Serialization

In the field of computer science, the process of serialization simply represents the conversion of data structures or objects into binary or human-readable form that is suitable for storing and can be restored back again on the same or other computer environment. The reverse process is called deserialization.

With the help of the serialization process, data can be stored on external storage devices or can be transported over the network.

Existing solutions

In one of the development stages of STSdb, arose a need for a binary serialization tool that can not only serialize complex user types, but also to serialize them fast and without additional development intervention.

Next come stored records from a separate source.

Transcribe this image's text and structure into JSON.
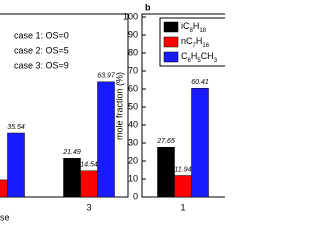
{
  "chart_data": [
    {
      "type": "bar",
      "xlabel": "se",
      "annotations": [
        "case 1: OS=0",
        "case 2: OS=5",
        "case 3: OS=9"
      ],
      "categories": [
        null,
        "3"
      ],
      "series": [
        {
          "color": "#000000",
          "values": [
            null,
            21.49
          ],
          "value_labels": [
            null,
            "21.49"
          ]
        },
        {
          "color": "#ff0000",
          "values": [
            9.5,
            14.54
          ],
          "value_labels": [
            null,
            "14.54"
          ]
        },
        {
          "color": "#1a1aff",
          "values": [
            35.54,
            63.97
          ],
          "value_labels": [
            "35.54",
            "63.97"
          ]
        }
      ],
      "ylim": [
        0,
        100
      ]
    },
    {
      "type": "bar",
      "panel_label": "b",
      "ylabel": "mole fraction (%)",
      "categories": [
        "1"
      ],
      "series": [
        {
          "name": "iC8H18",
          "color": "#000000",
          "values": [
            27.65
          ]
        },
        {
          "name": "nC7H16",
          "color": "#ff0000",
          "values": [
            11.94
          ]
        },
        {
          "name": "C6H5CH3",
          "color": "#1a1aff",
          "values": [
            60.41
          ]
        }
      ],
      "ylim": [
        0,
        100
      ],
      "yticks": [
        0,
        10,
        20,
        30,
        40,
        50,
        60,
        70,
        80,
        90,
        100
      ]
    }
  ]
}
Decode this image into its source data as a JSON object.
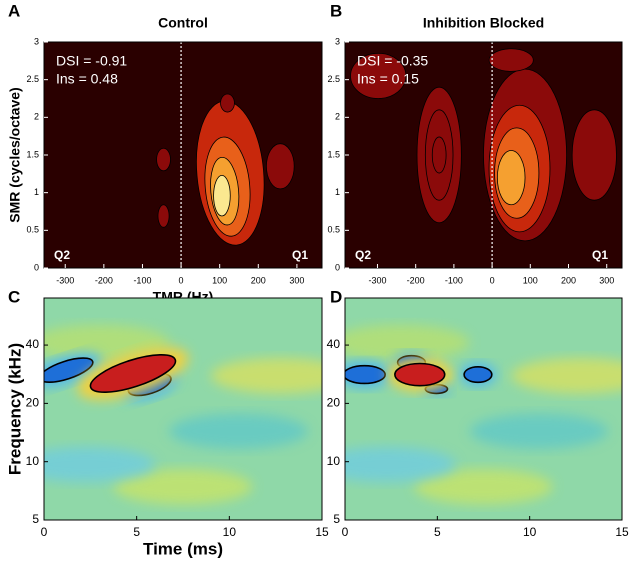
{
  "chart_data": [
    {
      "type": "contour",
      "panel_label": "A",
      "title": "Control",
      "xlabel": "TMR (Hz)",
      "ylabel": "SMR  (cycles/octave)",
      "xlim": [
        -355,
        365
      ],
      "xticks": [
        -300,
        -200,
        -100,
        0,
        100,
        200,
        300
      ],
      "ylim": [
        0,
        3
      ],
      "yticks": [
        0,
        0.5,
        1,
        1.5,
        2,
        2.5,
        3
      ],
      "annotations": [
        "DSI = -0.91",
        "Ins  =  0.48"
      ],
      "quadrants": [
        "Q2",
        "Q1"
      ]
    },
    {
      "type": "contour",
      "panel_label": "B",
      "title": "Inhibition Blocked",
      "xlim": [
        -385,
        340
      ],
      "xticks": [
        -300,
        -200,
        -100,
        0,
        100,
        200,
        300
      ],
      "ylim": [
        0,
        3
      ],
      "yticks": [
        0,
        0.5,
        1,
        1.5,
        2,
        2.5,
        3
      ],
      "annotations": [
        "DSI = -0.35",
        "Ins  =  0.15"
      ],
      "quadrants": [
        "Q2",
        "Q1"
      ]
    },
    {
      "type": "heatmap",
      "panel_label": "C",
      "xlabel": "Time (ms)",
      "ylabel": "Frequency (kHz)",
      "log_y": true,
      "xlim": [
        0,
        15
      ],
      "xticks": [
        0,
        5,
        10,
        15
      ],
      "ylim": [
        5,
        70
      ],
      "yticks": [
        5,
        10,
        20,
        40
      ]
    },
    {
      "type": "heatmap",
      "panel_label": "D",
      "log_y": true,
      "xlim": [
        0,
        15
      ],
      "xticks": [
        0,
        5,
        10,
        15
      ],
      "ylim": [
        5,
        70
      ],
      "yticks": [
        5,
        10,
        20,
        40
      ]
    }
  ]
}
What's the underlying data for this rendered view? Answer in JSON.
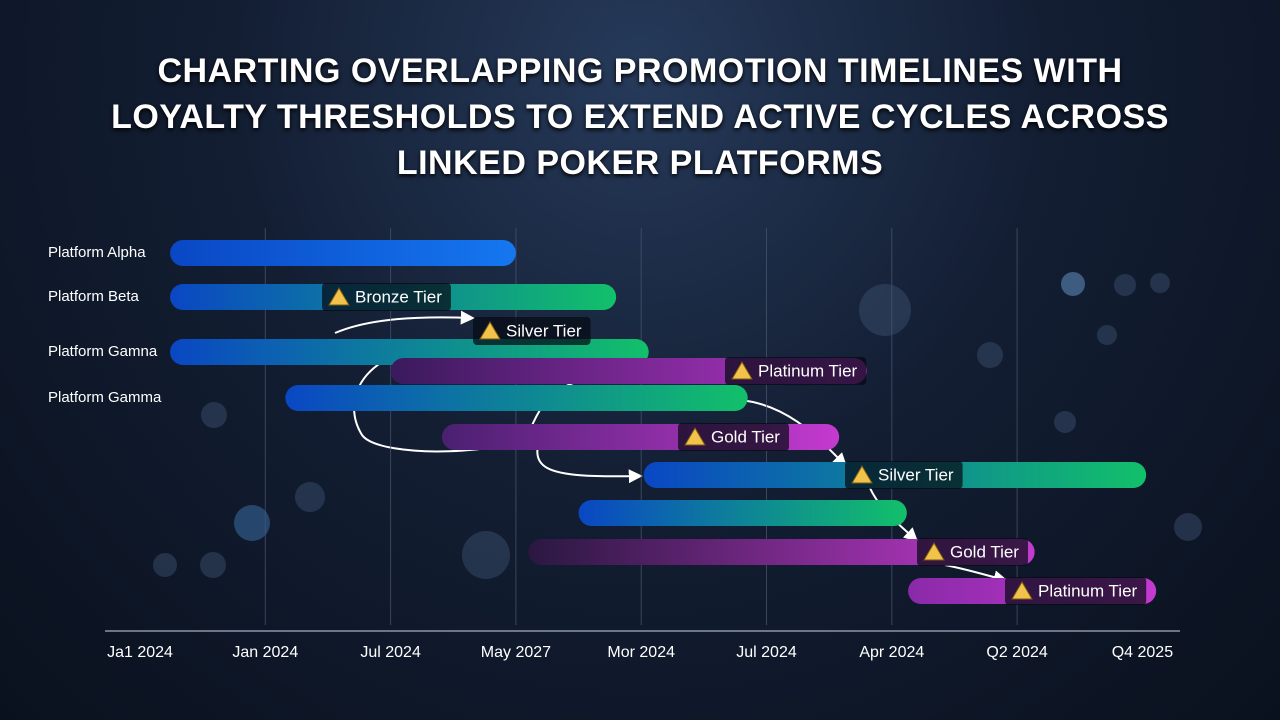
{
  "chart_data": {
    "type": "gantt",
    "title": "CHARTING OVERLAPPING PROMOTION TIMELINES WITH LOYALTY THRESHOLDS TO EXTEND ACTIVE CYCLES ACROSS LINKED POKER PLATFORMS",
    "categories": [
      "Ja1 2024",
      "Jan 2024",
      "Jul 2024",
      "May 2027",
      "Mor 2024",
      "Jul 2024",
      "Apr 2024",
      "Q2 2024",
      "Q4 2025"
    ],
    "grid": true,
    "tasks": [
      {
        "label": "Platform Alpha",
        "start": 0.24,
        "end": 3.0,
        "colors": [
          "#0a47c4",
          "#1577f0"
        ]
      },
      {
        "label": "Platform Beta",
        "start": 0.24,
        "end": 3.8,
        "colors": [
          "#0a47c4",
          "#12c06a"
        ],
        "tier": "Bronze Tier"
      },
      {
        "label": "Platform Gamna",
        "start": 0.24,
        "end": 4.06,
        "colors": [
          "#0a47c4",
          "#12c06a"
        ]
      },
      {
        "label": null,
        "start": 2.0,
        "end": 5.8,
        "colors": [
          "#3a1a5c",
          "#b535c8"
        ],
        "tier": "Platinum Tier"
      },
      {
        "label": "Platform Gamma",
        "start": 1.16,
        "end": 4.85,
        "colors": [
          "#0a47c4",
          "#12c06a"
        ]
      },
      {
        "label": null,
        "start": 2.41,
        "end": 5.58,
        "colors": [
          "#4a2070",
          "#c43ad0"
        ],
        "tier": "Gold Tier"
      },
      {
        "label": null,
        "start": 4.02,
        "end": 8.03,
        "colors": [
          "#0a47c4",
          "#12c06a"
        ],
        "tier": "Silver Tier"
      },
      {
        "label": null,
        "start": 3.5,
        "end": 6.12,
        "colors": [
          "#0a47c4",
          "#12c06a"
        ]
      },
      {
        "label": null,
        "start": 3.1,
        "end": 7.14,
        "colors": [
          "#2a1840",
          "#c43ad0"
        ],
        "tier": "Gold Tier"
      },
      {
        "label": null,
        "start": 6.13,
        "end": 8.11,
        "colors": [
          "#8a2aa8",
          "#c43ad0"
        ],
        "tier": "Platinum Tier"
      }
    ],
    "annotations": [
      "Silver Tier"
    ]
  }
}
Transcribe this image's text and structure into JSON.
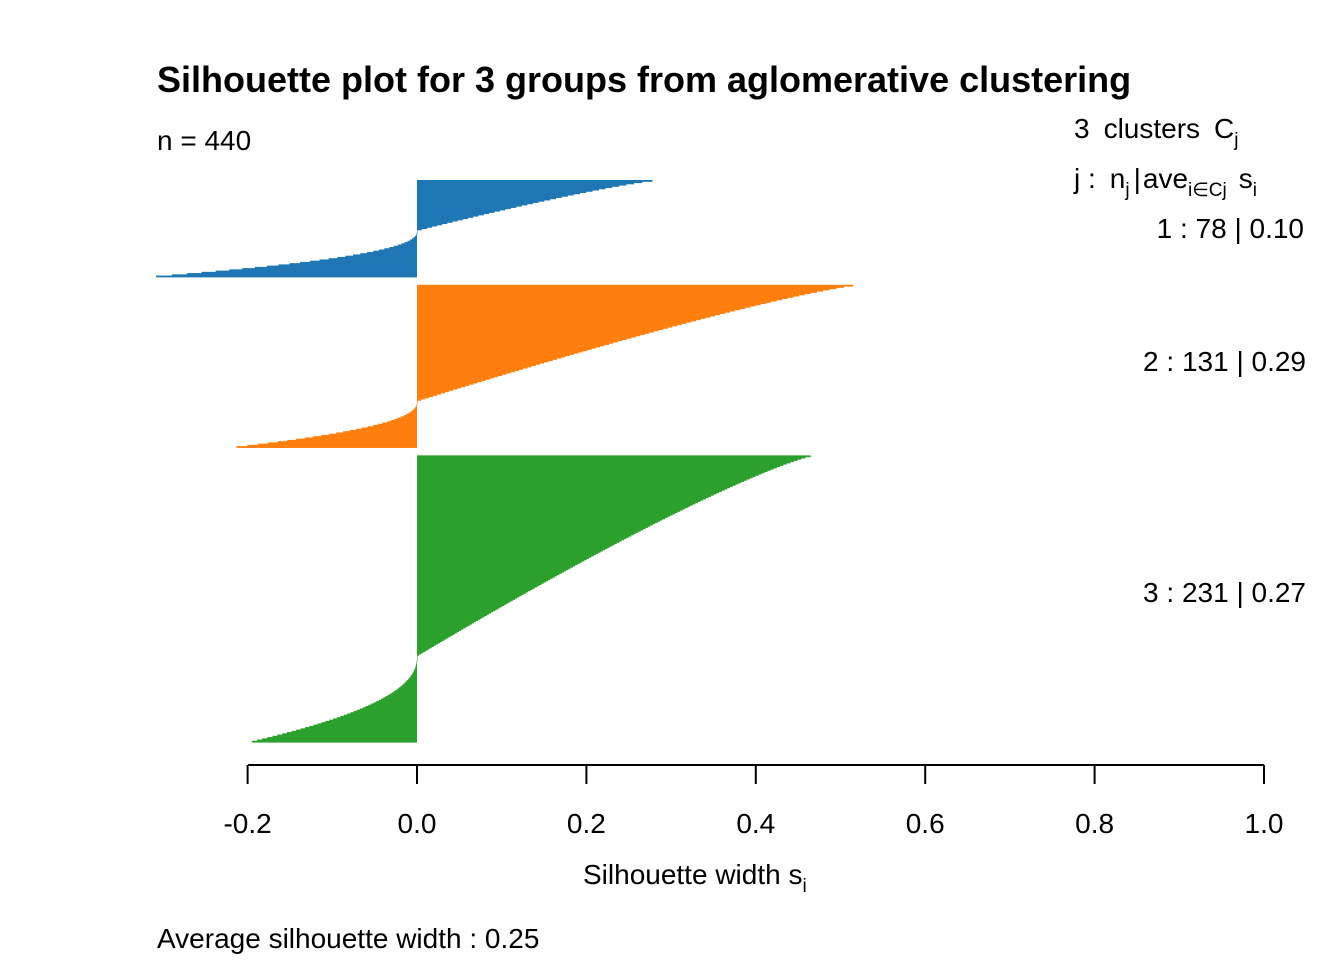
{
  "chart_data": {
    "type": "bar",
    "orientation": "horizontal",
    "title": "Silhouette plot for 3 groups from aglomerative clustering",
    "n_label": "n = 440",
    "xlabel": "Silhouette width",
    "xlabel_sub": "i",
    "xlabel_var": "s",
    "xlim": [
      -0.2,
      1.0
    ],
    "ticks": [
      "-0.2",
      "0.0",
      "0.2",
      "0.4",
      "0.6",
      "0.8",
      "1.0"
    ],
    "tick_values": [
      -0.2,
      0.0,
      0.2,
      0.4,
      0.6,
      0.8,
      1.0
    ],
    "footer": "Average silhouette width :  0.25",
    "legend": {
      "header_count": "3",
      "header_word": "clusters",
      "header_C": "C",
      "header_j": "j",
      "row_j": "j :",
      "row_n": "n",
      "row_sub_j": "j",
      "row_bar": "|",
      "row_ave": "ave",
      "row_ave_sub": "i∈Cj",
      "row_s": "s",
      "row_s_sub": "i"
    },
    "clusters": [
      {
        "j": "1",
        "size": 78,
        "avg": "0.10",
        "label": "1 :   78  |  0.10",
        "color": "#1f77b4",
        "max": 0.278,
        "pos_count": 41,
        "min": -0.308
      },
      {
        "j": "2",
        "size": 131,
        "avg": "0.29",
        "label": "2 :   131  |  0.29",
        "color": "#ff7f0e",
        "max": 0.515,
        "pos_count": 94,
        "min": -0.213
      },
      {
        "j": "3",
        "size": 231,
        "avg": "0.27",
        "label": "3 :   231  |  0.27",
        "color": "#2ca02c",
        "max": 0.465,
        "pos_count": 162,
        "min": -0.195
      }
    ]
  }
}
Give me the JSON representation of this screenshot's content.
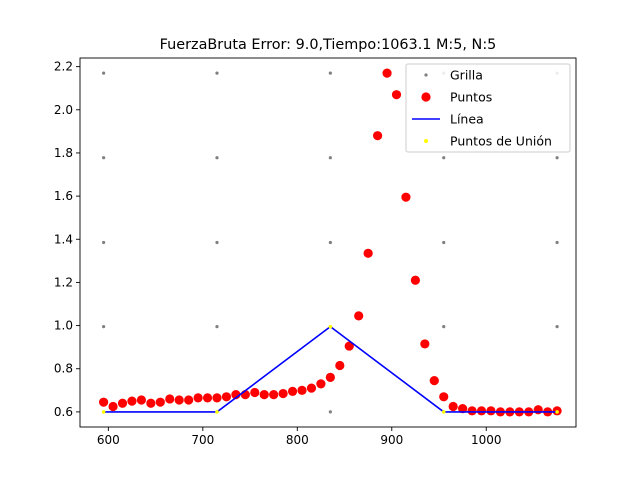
{
  "chart_data": {
    "type": "scatter",
    "title": "FuerzaBruta Error: 9.0,Tiempo:1063.1  M:5, N:5",
    "xlabel": "",
    "ylabel": "",
    "xlim": [
      570,
      1095
    ],
    "ylim": [
      0.53,
      2.24
    ],
    "xticks": [
      600,
      700,
      800,
      900,
      1000
    ],
    "yticks": [
      0.6,
      0.8,
      1.0,
      1.2,
      1.4,
      1.6,
      1.8,
      2.0,
      2.2
    ],
    "grid": false,
    "legend_position": "top-right",
    "series": [
      {
        "name": "Grilla",
        "kind": "scatter",
        "color": "#808080",
        "points": [
          [
            595,
            0.6
          ],
          [
            595,
            0.995
          ],
          [
            595,
            1.385
          ],
          [
            595,
            1.778
          ],
          [
            595,
            2.17
          ],
          [
            715,
            0.6
          ],
          [
            715,
            0.995
          ],
          [
            715,
            1.385
          ],
          [
            715,
            1.778
          ],
          [
            715,
            2.17
          ],
          [
            835,
            0.6
          ],
          [
            835,
            0.995
          ],
          [
            835,
            1.385
          ],
          [
            835,
            1.778
          ],
          [
            835,
            2.17
          ],
          [
            955,
            0.6
          ],
          [
            955,
            0.995
          ],
          [
            955,
            1.385
          ],
          [
            955,
            1.778
          ],
          [
            955,
            2.17
          ],
          [
            1075,
            0.6
          ],
          [
            1075,
            0.995
          ],
          [
            1075,
            1.385
          ],
          [
            1075,
            1.778
          ],
          [
            1075,
            2.17
          ]
        ]
      },
      {
        "name": "Puntos",
        "kind": "scatter",
        "color": "#ff0000",
        "points": [
          [
            595,
            0.645
          ],
          [
            605,
            0.625
          ],
          [
            615,
            0.64
          ],
          [
            625,
            0.65
          ],
          [
            635,
            0.655
          ],
          [
            645,
            0.64
          ],
          [
            655,
            0.645
          ],
          [
            665,
            0.66
          ],
          [
            675,
            0.655
          ],
          [
            685,
            0.655
          ],
          [
            695,
            0.665
          ],
          [
            705,
            0.665
          ],
          [
            715,
            0.665
          ],
          [
            725,
            0.67
          ],
          [
            735,
            0.68
          ],
          [
            745,
            0.68
          ],
          [
            755,
            0.69
          ],
          [
            765,
            0.68
          ],
          [
            775,
            0.68
          ],
          [
            785,
            0.685
          ],
          [
            795,
            0.695
          ],
          [
            805,
            0.7
          ],
          [
            815,
            0.71
          ],
          [
            825,
            0.73
          ],
          [
            835,
            0.76
          ],
          [
            845,
            0.815
          ],
          [
            855,
            0.905
          ],
          [
            865,
            1.045
          ],
          [
            875,
            1.335
          ],
          [
            885,
            1.88
          ],
          [
            895,
            2.17
          ],
          [
            905,
            2.07
          ],
          [
            915,
            1.595
          ],
          [
            925,
            1.21
          ],
          [
            935,
            0.915
          ],
          [
            945,
            0.745
          ],
          [
            955,
            0.67
          ],
          [
            965,
            0.625
          ],
          [
            975,
            0.615
          ],
          [
            985,
            0.605
          ],
          [
            995,
            0.605
          ],
          [
            1005,
            0.605
          ],
          [
            1015,
            0.6
          ],
          [
            1025,
            0.6
          ],
          [
            1035,
            0.6
          ],
          [
            1045,
            0.6
          ],
          [
            1055,
            0.61
          ],
          [
            1065,
            0.6
          ],
          [
            1075,
            0.605
          ]
        ]
      },
      {
        "name": "Línea",
        "kind": "line",
        "color": "#0000ff",
        "points": [
          [
            595,
            0.6
          ],
          [
            715,
            0.6
          ],
          [
            835,
            0.995
          ],
          [
            955,
            0.6
          ],
          [
            1075,
            0.6
          ]
        ]
      },
      {
        "name": "Puntos de Unión",
        "kind": "scatter",
        "color": "#ffff00",
        "points": [
          [
            595,
            0.6
          ],
          [
            715,
            0.6
          ],
          [
            835,
            0.995
          ],
          [
            955,
            0.6
          ],
          [
            1075,
            0.6
          ]
        ]
      }
    ]
  }
}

Three of the most popular solutions for the task were:

  • BinaryFormater by Microsoft.
  • Protocol Buffers by Google.
  • MessagePack by Sadayuki Furuhashi.

Microsoft’s BinaryFormater – class is integrated directly into .NET Framework. It looks like the most logical approach, but it proves to be one of the slowest. The reason for that is simple: for every object that will be serialized is used type reflection to get its type and members (if it has any). The constant type reflection (for every single object) is slowing down the serialization performance.

Protocol Buffers - Are Google’s language-neutral, platform-neutral, extensible mechanism for serializing structured data. It provides decent performance, but not very friendly usage. You define how you want your data to be structured once, then you can use special generated source code to easily write and read your structured data, but this means that you have to learn the language used for type description and then compile by hand additional code.

MessagePack – Is an object serialization specification like JSON. It provides better performance than Protocol Buffers, but just like Google’s solution requires additional attributes to be added to the serialized types, which makes it difficult if you want to persist an object which type is from an external assembly.